In our ongoing celebrations of IYPT2019, IUPAC100, and diversity in the chemical sciences, we continue our Q&A series highlighting the individuals from the Canadian chemistry community who have been selected for IUPAC’s Periodic Table of Younger Chemists. Juris Meija (osmium, Os) is a Research Officer at the National Research Council Canada, where his work includes improving the reliability of chemical measurements through experimental design, and development of certified reference materials.
Juris Meija, Research Officer at the National Research Council Canada. Photo credit: Nicolas Séguin (NRC Canada)
During my high school years chemistry offered the perfect mix of banal solving of equations and satisfaction of seeing your equations come to life. Who wouldn’t want to make their own fireworks or the many other (unmentionable) exciting things that chemistry can offer?
What excites you most about your work?
As a researcher in measurement science, a large part of my work deals with opportunities to reshape many fundamental aspects of chemistry. Being part of multi-national teams in which we set future international standards, such as revising atomic weights or establishing new names of chemical elements, can be very exciting.
How has being in Canada helped shape your chemistry career?
Not every country is able to partake in the international fora. Canada has given me a platform to represent matters pertaining to measurement science and chemistry on a global scale. I am an immigrant and it has been a privilege for me to live and work here.
Do your activities extend beyond the usual bounds of chemistry?
As appropriate for an analytical chemist, I spend most of my time analyzing. Instead of lab work, however, I analyze data from chemical measurements along with the practices and mathematical models that are used to obtain them. While I see myself as an applied-theoretical-analytical-chemist, most may not think of this as “chemistry” because I do not work in the lab.

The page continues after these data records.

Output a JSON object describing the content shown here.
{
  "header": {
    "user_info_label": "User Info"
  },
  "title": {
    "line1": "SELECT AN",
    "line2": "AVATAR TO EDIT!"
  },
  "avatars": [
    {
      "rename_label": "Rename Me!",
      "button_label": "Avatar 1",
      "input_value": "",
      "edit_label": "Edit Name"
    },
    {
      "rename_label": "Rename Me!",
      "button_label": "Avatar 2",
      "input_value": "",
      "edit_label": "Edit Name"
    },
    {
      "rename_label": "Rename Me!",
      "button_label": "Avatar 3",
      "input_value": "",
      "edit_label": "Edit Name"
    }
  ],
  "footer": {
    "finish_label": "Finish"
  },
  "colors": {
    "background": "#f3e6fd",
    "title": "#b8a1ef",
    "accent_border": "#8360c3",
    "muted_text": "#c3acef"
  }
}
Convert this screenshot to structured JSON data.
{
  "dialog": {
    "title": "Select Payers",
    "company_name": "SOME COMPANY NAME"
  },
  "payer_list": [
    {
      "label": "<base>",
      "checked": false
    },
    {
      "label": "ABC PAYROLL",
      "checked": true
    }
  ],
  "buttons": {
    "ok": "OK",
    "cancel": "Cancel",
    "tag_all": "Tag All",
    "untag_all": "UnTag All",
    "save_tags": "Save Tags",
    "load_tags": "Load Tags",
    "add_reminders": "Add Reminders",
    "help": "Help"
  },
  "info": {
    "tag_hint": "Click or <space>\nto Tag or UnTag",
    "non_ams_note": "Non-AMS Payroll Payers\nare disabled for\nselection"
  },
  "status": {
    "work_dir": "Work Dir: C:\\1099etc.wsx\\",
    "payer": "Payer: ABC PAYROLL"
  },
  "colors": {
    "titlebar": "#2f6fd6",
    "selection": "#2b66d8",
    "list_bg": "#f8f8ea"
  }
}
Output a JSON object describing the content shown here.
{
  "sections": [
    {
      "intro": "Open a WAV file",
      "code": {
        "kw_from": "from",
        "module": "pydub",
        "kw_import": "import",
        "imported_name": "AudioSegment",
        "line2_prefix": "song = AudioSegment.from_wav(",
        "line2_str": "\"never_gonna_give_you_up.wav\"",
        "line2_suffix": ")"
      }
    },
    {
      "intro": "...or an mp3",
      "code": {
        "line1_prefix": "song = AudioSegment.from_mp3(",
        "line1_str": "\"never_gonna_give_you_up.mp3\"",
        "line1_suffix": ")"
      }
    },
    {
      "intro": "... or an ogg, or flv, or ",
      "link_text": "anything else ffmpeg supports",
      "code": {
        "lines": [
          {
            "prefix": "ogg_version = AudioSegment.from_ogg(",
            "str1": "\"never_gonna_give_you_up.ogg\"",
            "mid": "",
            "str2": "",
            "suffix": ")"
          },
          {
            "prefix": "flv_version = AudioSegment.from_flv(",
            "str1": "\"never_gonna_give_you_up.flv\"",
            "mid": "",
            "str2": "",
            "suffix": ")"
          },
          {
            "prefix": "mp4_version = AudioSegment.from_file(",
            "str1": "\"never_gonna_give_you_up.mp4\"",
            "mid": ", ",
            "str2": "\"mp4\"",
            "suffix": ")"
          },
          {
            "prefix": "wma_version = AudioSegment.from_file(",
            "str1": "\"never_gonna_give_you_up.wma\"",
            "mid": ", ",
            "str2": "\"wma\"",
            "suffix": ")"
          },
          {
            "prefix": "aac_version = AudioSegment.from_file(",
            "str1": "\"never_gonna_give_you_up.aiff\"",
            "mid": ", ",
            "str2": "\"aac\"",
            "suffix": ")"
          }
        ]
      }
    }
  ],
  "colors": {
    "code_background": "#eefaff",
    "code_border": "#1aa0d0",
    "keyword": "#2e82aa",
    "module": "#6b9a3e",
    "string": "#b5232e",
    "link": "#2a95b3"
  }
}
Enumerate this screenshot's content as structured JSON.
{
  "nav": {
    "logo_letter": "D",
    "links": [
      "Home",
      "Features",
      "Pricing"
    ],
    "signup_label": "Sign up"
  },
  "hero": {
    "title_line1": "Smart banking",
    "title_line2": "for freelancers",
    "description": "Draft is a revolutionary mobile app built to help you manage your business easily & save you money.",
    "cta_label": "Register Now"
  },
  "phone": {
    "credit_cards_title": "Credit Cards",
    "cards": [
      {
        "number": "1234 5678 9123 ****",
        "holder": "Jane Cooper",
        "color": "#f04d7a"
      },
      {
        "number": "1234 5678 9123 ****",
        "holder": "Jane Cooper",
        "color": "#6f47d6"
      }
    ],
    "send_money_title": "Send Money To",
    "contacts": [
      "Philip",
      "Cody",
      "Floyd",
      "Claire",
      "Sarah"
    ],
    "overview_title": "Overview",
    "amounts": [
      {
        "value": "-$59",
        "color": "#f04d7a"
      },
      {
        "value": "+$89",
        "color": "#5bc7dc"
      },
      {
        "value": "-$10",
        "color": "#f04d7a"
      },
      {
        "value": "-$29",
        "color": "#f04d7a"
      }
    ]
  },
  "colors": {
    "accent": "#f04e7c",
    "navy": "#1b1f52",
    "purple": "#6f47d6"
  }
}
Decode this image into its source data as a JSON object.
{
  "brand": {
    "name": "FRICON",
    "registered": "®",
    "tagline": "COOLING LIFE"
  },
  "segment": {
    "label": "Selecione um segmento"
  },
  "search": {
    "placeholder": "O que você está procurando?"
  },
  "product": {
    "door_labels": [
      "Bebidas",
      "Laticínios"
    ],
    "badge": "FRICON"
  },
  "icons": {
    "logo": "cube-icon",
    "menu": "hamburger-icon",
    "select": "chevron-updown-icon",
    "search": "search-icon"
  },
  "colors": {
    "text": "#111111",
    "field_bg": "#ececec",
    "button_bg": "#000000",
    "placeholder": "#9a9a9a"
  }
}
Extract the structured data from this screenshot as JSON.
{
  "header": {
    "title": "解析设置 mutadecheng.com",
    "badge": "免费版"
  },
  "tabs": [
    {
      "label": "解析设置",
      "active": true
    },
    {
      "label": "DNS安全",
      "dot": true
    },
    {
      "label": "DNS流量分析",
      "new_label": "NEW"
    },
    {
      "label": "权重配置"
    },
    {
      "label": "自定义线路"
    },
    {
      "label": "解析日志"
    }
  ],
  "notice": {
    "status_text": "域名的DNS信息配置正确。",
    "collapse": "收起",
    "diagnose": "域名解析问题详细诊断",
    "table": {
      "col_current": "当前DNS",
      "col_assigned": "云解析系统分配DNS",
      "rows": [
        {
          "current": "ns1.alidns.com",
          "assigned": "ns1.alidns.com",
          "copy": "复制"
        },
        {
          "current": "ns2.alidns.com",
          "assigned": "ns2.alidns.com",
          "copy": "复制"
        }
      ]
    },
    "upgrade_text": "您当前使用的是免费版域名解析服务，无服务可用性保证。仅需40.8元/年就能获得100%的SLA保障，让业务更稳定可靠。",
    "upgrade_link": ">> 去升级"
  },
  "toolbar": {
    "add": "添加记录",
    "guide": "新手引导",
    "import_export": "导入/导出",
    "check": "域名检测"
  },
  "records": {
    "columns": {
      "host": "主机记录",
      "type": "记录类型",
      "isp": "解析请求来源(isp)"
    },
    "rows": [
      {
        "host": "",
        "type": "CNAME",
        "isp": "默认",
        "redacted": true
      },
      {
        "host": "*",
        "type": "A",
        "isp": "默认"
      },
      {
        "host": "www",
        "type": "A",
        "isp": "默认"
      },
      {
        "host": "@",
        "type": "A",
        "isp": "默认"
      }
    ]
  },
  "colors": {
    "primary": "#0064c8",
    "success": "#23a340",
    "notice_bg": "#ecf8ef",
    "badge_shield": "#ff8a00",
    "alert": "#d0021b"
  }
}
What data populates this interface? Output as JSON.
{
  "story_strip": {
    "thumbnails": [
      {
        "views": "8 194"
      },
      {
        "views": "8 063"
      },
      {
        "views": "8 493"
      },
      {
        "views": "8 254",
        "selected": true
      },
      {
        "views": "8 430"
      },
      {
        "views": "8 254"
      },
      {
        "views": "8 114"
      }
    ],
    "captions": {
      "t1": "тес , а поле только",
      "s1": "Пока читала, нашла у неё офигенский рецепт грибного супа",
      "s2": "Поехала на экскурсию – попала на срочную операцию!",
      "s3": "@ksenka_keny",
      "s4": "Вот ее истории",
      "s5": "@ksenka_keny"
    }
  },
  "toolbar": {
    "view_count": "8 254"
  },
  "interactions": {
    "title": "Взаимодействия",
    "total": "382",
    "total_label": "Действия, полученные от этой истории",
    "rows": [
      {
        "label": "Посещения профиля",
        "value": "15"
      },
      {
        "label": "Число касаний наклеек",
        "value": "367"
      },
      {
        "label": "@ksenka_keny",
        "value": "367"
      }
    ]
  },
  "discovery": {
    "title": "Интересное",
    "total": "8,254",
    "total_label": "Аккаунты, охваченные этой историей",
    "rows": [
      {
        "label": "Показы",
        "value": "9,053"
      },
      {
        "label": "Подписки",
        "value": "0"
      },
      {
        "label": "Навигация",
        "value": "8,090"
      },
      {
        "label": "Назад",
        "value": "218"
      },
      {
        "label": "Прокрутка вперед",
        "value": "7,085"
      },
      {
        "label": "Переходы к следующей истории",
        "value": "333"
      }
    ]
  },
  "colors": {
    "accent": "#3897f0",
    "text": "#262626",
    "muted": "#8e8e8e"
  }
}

Have you ever received advice that you’d like to pass on to other young chemists?
The 21st century is filled with far too many distractions. Find a quiet place to study, and then study.
In celebration of IYPT 2019, do you have a favourite memory or fact about the periodic table?
I grew up in the Soviet Latvia and studied chemistry from textbooks where all periodic tables had the element 104 as ‘kurchatovium’. When I first held a North American chemistry textbook, I learned that even scientific conventions are influenced by politics.